4 Books you should be reading right now

Posted In: This & That

Books you should be reading in 2016, Andrea Staska Photography

YOU WILL BE THE SAME PERSON TEN YEARS FROM NOW, EXCEPT FOR THE BOOKS YOU READ AND THE PEOPLE YOU MEET. 

I have always been an avid reader and I’ve been known to finish a book within a day if I really liked it. In the past my friends often made fun of me, when we’d go on vacation and I’d complain about pain in my shoulder. It would help if I didn’t always carry at least 3 different paperbacks in my handbag, they’d say. While there was certainly truth in that statement, what was I supposed to do? This was before Kindle and before Audible (and yes I realize this sentence makes me sound ancient). Leaving my books at home? Not a chance.

These days things are a bit different though. I exchanged heavy paperback books against my Kindle (with an admittedly heavy heart) and I started using Audible for business related books, which is awesome. You see, with a 40hr / week corporate job and my photography business, spending an hour reading everyday simply isn’t feasible anymore and I am now using my weekends to catch up on reading the latest bestsellers.

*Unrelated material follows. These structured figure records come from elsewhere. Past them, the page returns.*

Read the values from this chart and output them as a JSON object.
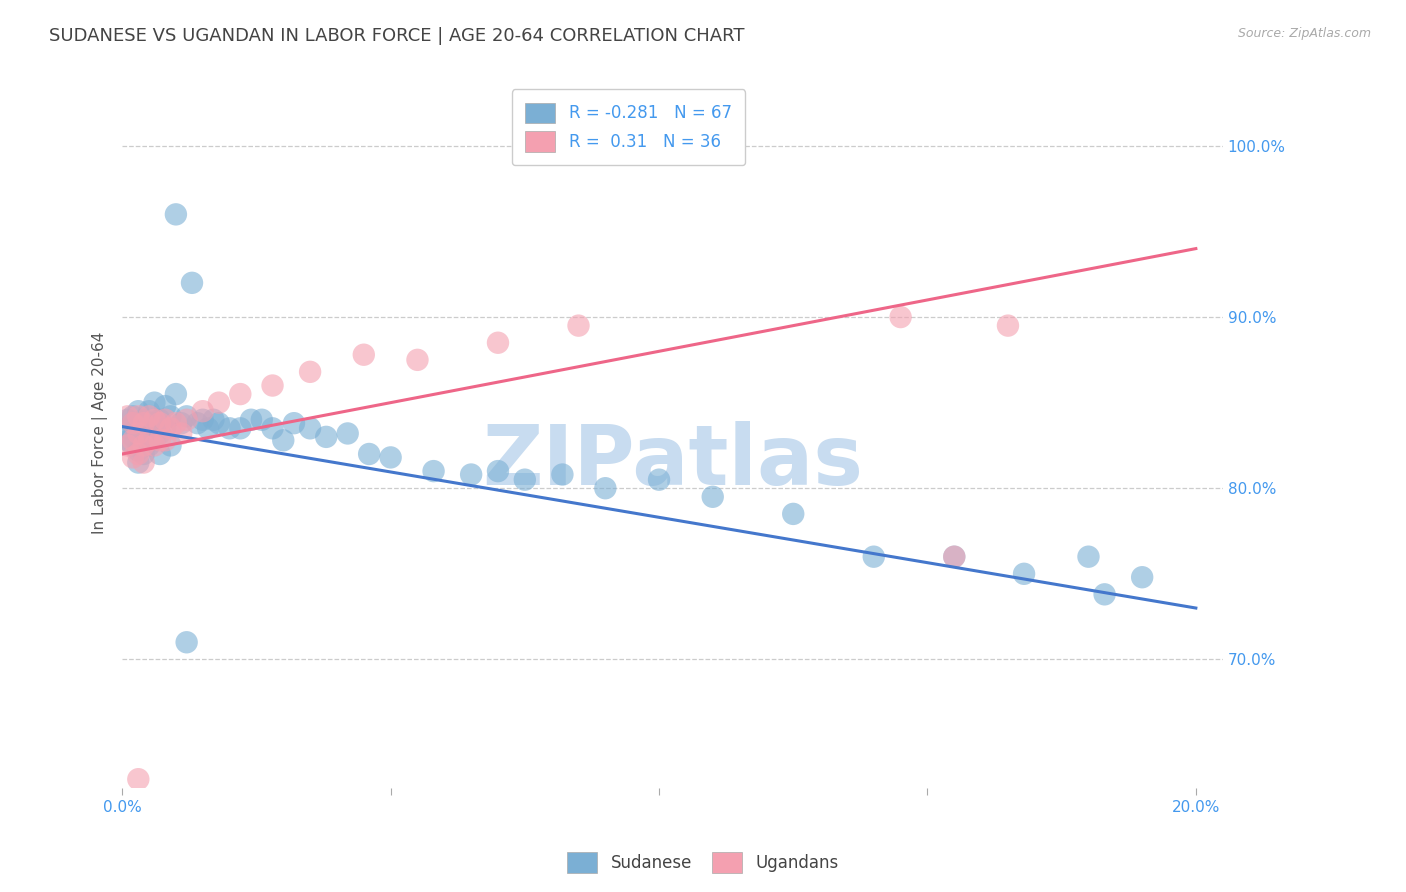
{
  "title": "SUDANESE VS UGANDAN IN LABOR FORCE | AGE 20-64 CORRELATION CHART",
  "source": "Source: ZipAtlas.com",
  "ylabel": "In Labor Force | Age 20-64",
  "watermark": "ZIPatlas",
  "xlim": [
    0.0,
    0.205
  ],
  "ylim": [
    0.625,
    1.04
  ],
  "xticks": [
    0.0,
    0.05,
    0.1,
    0.15,
    0.2
  ],
  "xticklabels": [
    "0.0%",
    "",
    "",
    "",
    "20.0%"
  ],
  "yticks": [
    0.7,
    0.8,
    0.9,
    1.0
  ],
  "yticklabels": [
    "70.0%",
    "80.0%",
    "90.0%",
    "100.0%"
  ],
  "blue_R": -0.281,
  "blue_N": 67,
  "pink_R": 0.31,
  "pink_N": 36,
  "blue_color": "#7BAFD4",
  "pink_color": "#F4A0B0",
  "blue_line_color": "#4477CC",
  "pink_line_color": "#EE6688",
  "sudanese_label": "Sudanese",
  "ugandans_label": "Ugandans",
  "blue_line_x0": 0.0,
  "blue_line_y0": 0.836,
  "blue_line_x1": 0.2,
  "blue_line_y1": 0.73,
  "pink_line_x0": 0.0,
  "pink_line_x1": 0.2,
  "pink_line_y0": 0.82,
  "pink_line_y1": 0.94,
  "title_fontsize": 13,
  "axis_label_fontsize": 11,
  "tick_fontsize": 11,
  "legend_fontsize": 12,
  "watermark_fontsize": 60,
  "watermark_color": "#C8DCF0",
  "background_color": "#FFFFFF",
  "grid_color": "#CCCCCC",
  "axis_color": "#4499EE",
  "title_color": "#444444",
  "blue_scatter_x": [
    0.001,
    0.001,
    0.001,
    0.002,
    0.002,
    0.002,
    0.002,
    0.003,
    0.003,
    0.003,
    0.003,
    0.003,
    0.004,
    0.004,
    0.004,
    0.004,
    0.005,
    0.005,
    0.005,
    0.006,
    0.006,
    0.006,
    0.007,
    0.007,
    0.007,
    0.008,
    0.008,
    0.009,
    0.009,
    0.01,
    0.01,
    0.011,
    0.012,
    0.013,
    0.014,
    0.015,
    0.016,
    0.017,
    0.018,
    0.02,
    0.022,
    0.024,
    0.026,
    0.028,
    0.03,
    0.032,
    0.035,
    0.038,
    0.042,
    0.046,
    0.05,
    0.058,
    0.065,
    0.07,
    0.075,
    0.082,
    0.09,
    0.1,
    0.11,
    0.125,
    0.14,
    0.155,
    0.168,
    0.18,
    0.19,
    0.183,
    0.012
  ],
  "blue_scatter_y": [
    0.84,
    0.835,
    0.828,
    0.842,
    0.83,
    0.838,
    0.825,
    0.845,
    0.832,
    0.838,
    0.822,
    0.815,
    0.84,
    0.835,
    0.828,
    0.82,
    0.845,
    0.835,
    0.825,
    0.85,
    0.838,
    0.828,
    0.84,
    0.832,
    0.82,
    0.848,
    0.835,
    0.842,
    0.825,
    0.855,
    0.96,
    0.838,
    0.842,
    0.92,
    0.838,
    0.84,
    0.835,
    0.84,
    0.838,
    0.835,
    0.835,
    0.84,
    0.84,
    0.835,
    0.828,
    0.838,
    0.835,
    0.83,
    0.832,
    0.82,
    0.818,
    0.81,
    0.808,
    0.81,
    0.805,
    0.808,
    0.8,
    0.805,
    0.795,
    0.785,
    0.76,
    0.76,
    0.75,
    0.76,
    0.748,
    0.738,
    0.71
  ],
  "pink_scatter_x": [
    0.001,
    0.001,
    0.002,
    0.002,
    0.002,
    0.003,
    0.003,
    0.003,
    0.004,
    0.004,
    0.004,
    0.005,
    0.005,
    0.006,
    0.006,
    0.007,
    0.007,
    0.008,
    0.008,
    0.009,
    0.01,
    0.011,
    0.012,
    0.015,
    0.018,
    0.022,
    0.028,
    0.035,
    0.045,
    0.055,
    0.07,
    0.085,
    0.145,
    0.155,
    0.165,
    0.003
  ],
  "pink_scatter_y": [
    0.842,
    0.825,
    0.838,
    0.828,
    0.818,
    0.842,
    0.832,
    0.82,
    0.838,
    0.825,
    0.815,
    0.842,
    0.828,
    0.84,
    0.825,
    0.838,
    0.828,
    0.84,
    0.828,
    0.835,
    0.838,
    0.832,
    0.84,
    0.845,
    0.85,
    0.855,
    0.86,
    0.868,
    0.878,
    0.875,
    0.885,
    0.895,
    0.9,
    0.76,
    0.895,
    0.63
  ]
}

Also, since I’ve started my business this past April I’ve become a huge fan of business and self-development books and have a huge list with titles that I’ve yet to read. For those books I’ve started using Audible. I’m not usually a fan of audio books, but my drive to and from work takes me about 30 minutes twice a day and I’ve found that listening to business related audio books during this time, comes in really handy (and I feel so productive before I’ve even clocked in at work 😉 )

Below I’ve listed a couple of business related (audio) books that I’ve ‘read’ recently and that I can absolutely recommend, even if you are not a business owner.

The Success Principles – Jack Canfield
I think this book should be required reading for everyone. Jack Canfield presents 64 success principles that he claims „always work“—and draws on his own experience and that of others to illustrate them. Sixty-four principles definitely seem like a lot, but each receives a concise, easy-to-digest chapter that challenges readers to risk creating their lives exactly as they want them. Many of the principles are familiar—e.g., „Take 100% Responsibility for Your Life“—but Canfield has a nifty way of summarizing them („Reject rejection“), and some are inventive: „Become an Inverse Paranoid“ means see the world as out to help you instead of out to get you. Obviously a lot of these principles could be called common sense and I don’t think it’s possible to execute all of them all the time, but none the less it’s a great book that, if nothing else, will push your level of motivation up for sure.

How to Win Friends and Influence People – Dale Carnegie
This book was first published in 1937 and has been updated to reflect todays circumstances. Since I am a big believer in being kind and treating others with respect, this book has quickly become one for my favorites. Success, Carnegie believed, is due 15 percent to professional knowledge and 85 percent to „the ability to express ideas, to assume leadership, and to arouse enthusiasm among people.“ He teaches these skills through underlying principles of dealing with people so that they feel important and appreciated. He also emphasizes fundamental techniques for handling people without making them feel manipulated.

Start with Why – Simon Sinek
I was pointed to this book and Simon Sinek in particular by Nadia Meli as she uses this book also in her photography workshops. In start with why Simon Sinek basically talks about what makes a business (or a person) successful. How is it that two people, two companies, two organizations can do exactly the same thing and one is successful doing it while the other is not. (Hint: It’s all about the “why”) Even if you are not a business owner or otherwise self-employed, read it anyway it’s really, really good.

Big Magic – Elizabeth Gilbert
This one is not really a business book per say, as it deals more with what it means to be creative and how to live a creative life, which comes in handy if you work in a creative job, but probably isn’t your first choice if you are selling life insurance. I must admit it took me a while to warm up to Eat, Pray, Love (which was also written by Elizabeth Gilbert) so I wasn’t all that convinced about Big Magic, but after seeing quite a few interviews and TED talks with / by her, I decided to give it a chance anyway. As I said before, if you are a very straight laced person and not interested in living a (somewhat) creative life, this book probably won’t do much for you, but personally I really liked and enjoyed it.